Otherwise, mustn't we force all restaurants to carry all drink products too, because it's not fair that I can't have a Pepsi with my favorite sub sandwich?
-PJ
Civil disobedience is definitely the right answer here for a pharmacy.
You ordered the material but had to send it back for problems with packaging.
You ordered but it all has already been bought, so you are out.
A clerk forgot to order the product.
And how is a pharmacy referring a customer to somebody else who will dispense the drug keeping Planned Barrenhood from getting their precious blood money?
Did Planned Barrenhood prove that somebody who would have bought Plan B ended up not buying it SOLELY because this pharmacy refused on contientious grounds? If the same standard as was used on all the eligibility cases was applied to this case there is no way in heck that Planned Barrenhood could prove they had standing. It can’t be “what if” type speculation; they have to prove that they already lost money solely because of this pharmacy - just to have a CASE.
This is where they claim that the government has a vested interest in people having access to Plan B.
Government doesn’t care if you have access to Dr.
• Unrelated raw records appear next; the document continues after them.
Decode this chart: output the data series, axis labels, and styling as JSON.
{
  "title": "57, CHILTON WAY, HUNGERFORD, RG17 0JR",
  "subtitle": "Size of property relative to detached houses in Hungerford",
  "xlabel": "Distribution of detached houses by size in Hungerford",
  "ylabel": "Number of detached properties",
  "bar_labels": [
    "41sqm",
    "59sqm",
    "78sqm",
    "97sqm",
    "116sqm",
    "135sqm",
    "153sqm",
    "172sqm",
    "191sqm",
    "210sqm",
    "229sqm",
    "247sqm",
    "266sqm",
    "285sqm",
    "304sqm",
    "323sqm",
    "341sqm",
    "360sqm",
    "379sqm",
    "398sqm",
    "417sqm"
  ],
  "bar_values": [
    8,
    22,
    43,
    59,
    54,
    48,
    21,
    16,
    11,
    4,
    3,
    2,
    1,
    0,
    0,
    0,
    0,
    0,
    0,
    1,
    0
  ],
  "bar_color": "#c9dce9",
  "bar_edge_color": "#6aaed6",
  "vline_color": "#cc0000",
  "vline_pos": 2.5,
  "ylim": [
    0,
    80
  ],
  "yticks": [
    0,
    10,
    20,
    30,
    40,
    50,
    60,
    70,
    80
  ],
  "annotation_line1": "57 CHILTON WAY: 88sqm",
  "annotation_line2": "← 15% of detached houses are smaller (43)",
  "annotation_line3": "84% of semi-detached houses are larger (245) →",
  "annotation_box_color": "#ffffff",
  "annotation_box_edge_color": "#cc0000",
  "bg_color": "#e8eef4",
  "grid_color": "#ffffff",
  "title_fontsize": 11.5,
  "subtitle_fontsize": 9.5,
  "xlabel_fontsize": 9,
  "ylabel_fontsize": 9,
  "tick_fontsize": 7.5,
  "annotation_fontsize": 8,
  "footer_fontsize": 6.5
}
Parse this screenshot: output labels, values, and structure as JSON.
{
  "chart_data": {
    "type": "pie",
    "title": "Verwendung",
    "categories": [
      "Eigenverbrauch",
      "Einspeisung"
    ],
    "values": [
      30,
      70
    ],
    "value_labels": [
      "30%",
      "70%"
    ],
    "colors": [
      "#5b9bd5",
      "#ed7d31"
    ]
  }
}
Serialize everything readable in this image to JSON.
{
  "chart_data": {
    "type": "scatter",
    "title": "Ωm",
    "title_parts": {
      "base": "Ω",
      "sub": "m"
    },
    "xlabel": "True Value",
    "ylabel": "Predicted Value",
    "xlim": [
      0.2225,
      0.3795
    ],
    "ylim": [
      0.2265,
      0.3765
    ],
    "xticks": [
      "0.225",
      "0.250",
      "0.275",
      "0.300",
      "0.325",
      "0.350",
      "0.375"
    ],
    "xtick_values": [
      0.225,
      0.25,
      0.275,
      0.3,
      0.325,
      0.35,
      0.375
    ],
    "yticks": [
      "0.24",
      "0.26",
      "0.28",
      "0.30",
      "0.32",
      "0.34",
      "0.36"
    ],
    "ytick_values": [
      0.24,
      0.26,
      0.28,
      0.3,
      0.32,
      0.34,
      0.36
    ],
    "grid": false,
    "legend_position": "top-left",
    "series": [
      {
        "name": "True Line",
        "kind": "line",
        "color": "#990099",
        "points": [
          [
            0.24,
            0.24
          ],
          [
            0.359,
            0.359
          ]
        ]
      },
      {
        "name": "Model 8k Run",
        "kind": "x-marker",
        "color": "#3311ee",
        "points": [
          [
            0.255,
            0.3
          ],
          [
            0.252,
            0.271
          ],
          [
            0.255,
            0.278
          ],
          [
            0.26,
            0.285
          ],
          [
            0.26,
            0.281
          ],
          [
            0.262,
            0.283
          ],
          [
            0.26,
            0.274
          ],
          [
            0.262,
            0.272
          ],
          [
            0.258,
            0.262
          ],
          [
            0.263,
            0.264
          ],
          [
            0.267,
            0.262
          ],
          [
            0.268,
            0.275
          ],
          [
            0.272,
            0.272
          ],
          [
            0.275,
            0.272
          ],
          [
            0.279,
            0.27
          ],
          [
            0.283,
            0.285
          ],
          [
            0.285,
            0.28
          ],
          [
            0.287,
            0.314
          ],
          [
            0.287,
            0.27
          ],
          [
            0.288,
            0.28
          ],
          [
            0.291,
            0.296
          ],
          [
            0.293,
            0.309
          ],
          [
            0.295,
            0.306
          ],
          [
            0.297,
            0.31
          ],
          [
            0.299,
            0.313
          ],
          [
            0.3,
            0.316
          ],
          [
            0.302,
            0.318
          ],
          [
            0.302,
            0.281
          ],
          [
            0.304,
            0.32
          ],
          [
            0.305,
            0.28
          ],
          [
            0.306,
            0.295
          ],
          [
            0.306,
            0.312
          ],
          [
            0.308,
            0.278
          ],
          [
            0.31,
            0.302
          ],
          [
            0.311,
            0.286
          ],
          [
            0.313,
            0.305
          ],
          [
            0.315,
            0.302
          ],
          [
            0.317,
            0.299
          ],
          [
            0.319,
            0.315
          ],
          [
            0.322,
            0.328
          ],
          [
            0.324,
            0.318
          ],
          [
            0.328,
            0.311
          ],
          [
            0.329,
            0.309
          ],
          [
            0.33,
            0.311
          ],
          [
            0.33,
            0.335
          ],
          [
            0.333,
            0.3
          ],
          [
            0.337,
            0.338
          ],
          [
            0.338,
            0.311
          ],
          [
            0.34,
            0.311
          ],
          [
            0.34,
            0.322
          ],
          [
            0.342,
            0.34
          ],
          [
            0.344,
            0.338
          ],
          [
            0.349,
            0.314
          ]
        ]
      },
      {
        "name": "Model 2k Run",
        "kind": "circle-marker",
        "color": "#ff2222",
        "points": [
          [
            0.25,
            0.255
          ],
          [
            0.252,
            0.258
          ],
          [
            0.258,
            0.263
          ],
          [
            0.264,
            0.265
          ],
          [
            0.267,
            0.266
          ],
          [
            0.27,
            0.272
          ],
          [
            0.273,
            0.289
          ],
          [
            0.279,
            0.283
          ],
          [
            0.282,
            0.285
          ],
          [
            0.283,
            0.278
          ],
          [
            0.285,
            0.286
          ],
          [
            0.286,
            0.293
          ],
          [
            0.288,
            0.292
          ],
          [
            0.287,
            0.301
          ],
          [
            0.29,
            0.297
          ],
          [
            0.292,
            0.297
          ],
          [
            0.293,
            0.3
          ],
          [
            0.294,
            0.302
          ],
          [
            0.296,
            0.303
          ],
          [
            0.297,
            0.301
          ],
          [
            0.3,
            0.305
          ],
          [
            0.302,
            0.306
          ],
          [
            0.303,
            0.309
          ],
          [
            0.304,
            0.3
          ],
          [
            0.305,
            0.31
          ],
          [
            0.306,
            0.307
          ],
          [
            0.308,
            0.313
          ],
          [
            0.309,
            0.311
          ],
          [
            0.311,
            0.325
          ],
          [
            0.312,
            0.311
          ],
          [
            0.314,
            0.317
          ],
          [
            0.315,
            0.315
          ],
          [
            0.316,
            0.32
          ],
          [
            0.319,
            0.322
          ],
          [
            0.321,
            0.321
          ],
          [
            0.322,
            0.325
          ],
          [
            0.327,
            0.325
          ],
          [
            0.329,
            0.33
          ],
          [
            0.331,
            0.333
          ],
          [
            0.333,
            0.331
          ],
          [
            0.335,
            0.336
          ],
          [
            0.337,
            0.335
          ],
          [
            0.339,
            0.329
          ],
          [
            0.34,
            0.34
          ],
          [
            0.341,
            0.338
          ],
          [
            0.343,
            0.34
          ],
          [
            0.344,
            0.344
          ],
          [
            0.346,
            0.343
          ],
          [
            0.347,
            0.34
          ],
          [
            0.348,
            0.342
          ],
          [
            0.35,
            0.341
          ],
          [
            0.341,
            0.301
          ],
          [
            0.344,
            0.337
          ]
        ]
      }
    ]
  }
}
Pepper.
Why does government have a vested interest in access to Plan B? Because Roe v Wade said - simultaneously - that there is an individual right to privacy so that government can’t regulate contraception - and that the government has a vested interest in “potential life” so government can do whatever stinkin’ thing they want to do in regards to a woman’s womb, as long as they have the audacity and duplicity to claim it is their business. IOW, they made a ruling that is so contorted that they can shape it into whatever they want it to mean. And the liberal, judicial-activist courts use it for that very purpose.
Does the government have a vested interest in making sure that pharmacies dispense the antidote for heavy metal poisoning? Like, so attempted murderers can’t just slip some lead into the sugar bowl and quietly do away with people who know too much? They don’t give a rip about that. That would mean they are interested in protecting the innocent, and this regime is ONLY interested in protecting the guilty and screwing the innocent.
When I needed progesterone to keep from miscarrying our youngest daughter I had to go to a clinic in a neighboring town because none of the pharmacies had the form of it that I was prescribed. The government didn’t care if I had the medicine needed to save my child’s life. Their vested interest is only in DESTROYING innocent lives. Just once I wish they would come right out and say that, so people can see them for who they really are.